Industrialists of the 19th Century
During the 19th century Industrialization was rapidly spreading throughout the U.S. During that time many factories were built led by men who were known as industrialists. Many of these industrialists were greedy men, with little regard of the workforce; others were considered good employers who took health and welfare of their workforce seriously. We have already discussed Andrew Carnegie and John D. Rockefeller, but there were other great men who contributed to industrialization as well.
William Andrews Clark was born in Connellsville, Pennsylvania. In 1856 he moved to Iowa with his family and began teaching and studying law at Iowa Wesleyan College. He was a mineworker in Colorado for quite sometime. He made his way to Montana to find his fortune in the gold rush. He soon changed careers from a mineworker to a banker in Deer Lodge, Montana. He then repossessed mining properties when owners defaulted on their loans, placing him in the mining industry. He made a great fortune with smelters, electric power companies, newspapers, railroads, and many other businesses. He became known as one of three “Copper Kings” of Butte, Montana along with Marcus Daly and F. Augustus Heinze. Between 1844 and 1889 he constructed a 34 room, Tiffany decorated, multimillion-dollar home with cutting edge technology in Butte, Montana. Today this home is known as the Copper King Mansion bed and breakfast and museum.
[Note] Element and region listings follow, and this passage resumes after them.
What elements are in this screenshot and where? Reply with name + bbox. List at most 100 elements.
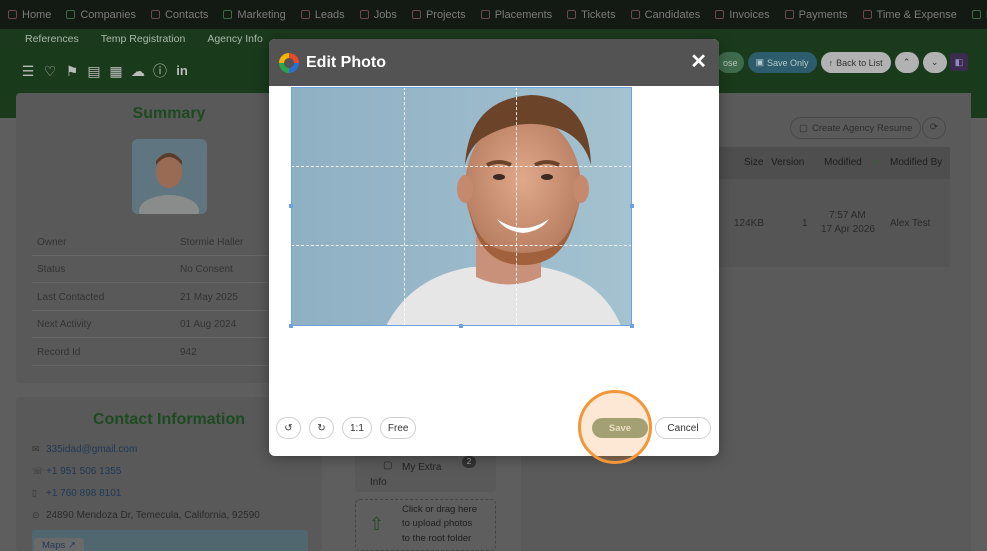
toolbar-icons: ☰ ♡ ⚑ ▤ ▦ ☁ ⓘ in: [20, 63, 190, 79]
extra-info-folder[interactable]: ▢ My Extra Info 2: [355, 456, 496, 492]
col-modified[interactable]: Modified: [824, 157, 862, 168]
linkedin-icon[interactable]: in: [174, 63, 190, 79]
row-modified-time: 7:57 AM: [829, 210, 866, 221]
reports-icon: [971, 10, 981, 19]
avatar[interactable]: [132, 139, 207, 214]
flag-icon[interactable]: ⚑: [64, 63, 80, 79]
contact-phone-1[interactable]: ☏ +1 951 506 1355: [32, 466, 121, 477]
cloud-icon[interactable]: ☁: [130, 63, 146, 79]
modal-header: Edit Photo ✕: [269, 39, 719, 86]
crop-handle[interactable]: [289, 324, 293, 328]
folder-icon: ▢: [383, 460, 393, 471]
save-close-button[interactable]: ose: [717, 52, 744, 73]
payments-icon: [784, 10, 794, 19]
phone-icon: ☏: [32, 466, 44, 476]
summary-row-record-id: Record Id 942: [32, 339, 268, 366]
nav-contacts[interactable]: Contacts: [150, 9, 208, 21]
col-version[interactable]: Version: [771, 157, 804, 168]
contacts-icon: [150, 10, 160, 19]
app-logo-icon: [279, 52, 299, 73]
ratio-square-button[interactable]: 1:1: [342, 417, 372, 439]
jobs-icon: [359, 10, 369, 19]
refresh-icon: ⟳: [929, 122, 939, 133]
crop-handle[interactable]: [630, 324, 634, 328]
projects-icon: [411, 10, 421, 19]
modal-title: Edit Photo: [306, 53, 386, 71]
back-to-list-button[interactable]: ↑ Back to List: [820, 52, 891, 73]
refresh-button[interactable]: ⟳: [922, 117, 946, 139]
placements-icon: [480, 10, 490, 19]
crop-selection[interactable]: [291, 87, 632, 326]
nav-home[interactable]: Home: [8, 9, 51, 21]
nav-leads[interactable]: Leads: [300, 9, 345, 21]
subnav-temp-registration[interactable]: Temp Registration: [101, 33, 186, 45]
upload-dropzone[interactable]: ⇧ Click or drag here to upload photos to…: [355, 499, 496, 551]
crop-handle[interactable]: [630, 204, 634, 208]
previous-record-button[interactable]: ⌃: [894, 52, 919, 73]
nav-invoices[interactable]: Invoices: [715, 9, 770, 21]
nav-time-expense[interactable]: Time & Expense: [862, 9, 957, 21]
count-badge: 2: [462, 456, 476, 468]
rotate-left-button[interactable]: ↺: [276, 417, 301, 439]
summary-row-last-contacted: Last Contacted 21 May 2025: [32, 284, 268, 311]
heart-icon[interactable]: ♡: [42, 63, 58, 79]
info-icon[interactable]: ⓘ: [152, 63, 168, 79]
external-link-icon: ↗: [67, 540, 76, 551]
save-only-button[interactable]: ▣ Save Only: [747, 52, 817, 73]
col-modified-by[interactable]: Modified By: [890, 157, 942, 168]
list-indent-icon[interactable]: ☰: [20, 63, 36, 79]
document-icon[interactable]: ▤: [86, 63, 102, 79]
home-icon: [8, 10, 17, 19]
row-size: 124KB: [734, 218, 765, 229]
panel-toggle-icon[interactable]: ◧: [950, 53, 968, 71]
nav-projects[interactable]: Projects: [411, 9, 466, 21]
notes-icon[interactable]: ▦: [108, 63, 124, 79]
ratio-free-button[interactable]: Free: [379, 417, 417, 439]
col-size[interactable]: Size: [744, 157, 763, 168]
nav-reports[interactable]: R: [971, 9, 987, 21]
nav-candidates[interactable]: Candidates: [630, 9, 700, 21]
crop-handle[interactable]: [289, 204, 293, 208]
nav-companies[interactable]: Companies: [66, 9, 136, 21]
marketing-icon: [223, 10, 233, 19]
rotate-right-button[interactable]: ↻: [309, 417, 334, 439]
summary-row-next-activity: Next Activity 01 Aug 2024: [32, 311, 268, 338]
nav-tickets[interactable]: Tickets: [567, 9, 616, 21]
mail-icon: ✉: [32, 444, 40, 454]
close-icon[interactable]: ✕: [690, 51, 707, 73]
sort-up-icon[interactable]: ↑: [873, 157, 878, 168]
edit-tools: ↺ ↻ 1:1 Free: [276, 417, 417, 439]
clock-icon: [862, 10, 872, 19]
contact-phone-2[interactable]: ▯ +1 760 898 8101: [32, 488, 121, 499]
create-agency-resume-button[interactable]: ▢ Create Agency Resume: [790, 117, 922, 139]
candidates-icon: [630, 10, 640, 19]
nav-placements[interactable]: Placements: [480, 9, 552, 21]
crop-handle[interactable]: [459, 324, 463, 328]
files-table-header: Size Version Modified ↑ Modified By: [712, 147, 950, 179]
top-nav: Home Companies Contacts Marketing Leads …: [0, 0, 987, 29]
save-button[interactable]: Save: [592, 418, 648, 438]
summary-row-owner: Owner Stormie Haller: [32, 229, 268, 256]
maps-button[interactable]: Maps ↗: [34, 538, 84, 551]
nav-payments[interactable]: Payments: [784, 9, 848, 21]
table-row[interactable]: 124KB 1 7:57 AM 17 Apr 2026 Alex Test: [712, 179, 950, 267]
upload-icon: ⇧: [369, 514, 385, 534]
summary-row-status: Status No Consent: [32, 256, 268, 283]
invoices-icon: [715, 10, 725, 19]
nav-marketing[interactable]: Marketing: [223, 9, 286, 21]
tickets-icon: [567, 10, 577, 19]
subnav-references[interactable]: References: [25, 33, 79, 45]
fax-icon: ▯: [32, 488, 37, 498]
location-pin-icon: ⊙: [32, 510, 40, 520]
leads-icon: [300, 10, 310, 19]
toolbar-buttons: ose ▣ Save Only ↑ Back to List ⌃ ⌄: [717, 52, 947, 73]
cancel-button[interactable]: Cancel: [655, 417, 711, 439]
nav-jobs[interactable]: Jobs: [359, 9, 397, 21]
row-modified-by: Alex Test: [890, 218, 931, 229]
contact-email[interactable]: ✉ 335idad@gmail.com: [32, 444, 137, 455]
subnav-agency-info[interactable]: Agency Info: [207, 33, 262, 45]
save-icon: ▣: [755, 57, 765, 67]
arrow-up-icon: ↑: [828, 57, 834, 68]
avatar-photo: [132, 139, 207, 214]
next-record-button[interactable]: ⌄: [922, 52, 947, 73]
He served as president of both Montana state constructional conventions in 1884 and 1889. Clark dreamed of being a U.S. Senator but was denied due to the 1899 bribery scheme in 1899. A later senate campaign was successful and he was able to serve a single, undistinguished term from 1901 to 1907. Clark died at the age of 86 in his mansion on Fifth Avenue in New York City and he was one of the 50 richest Americans ever. He made great contributions to the mining industry making him a wealthy and great industrialist.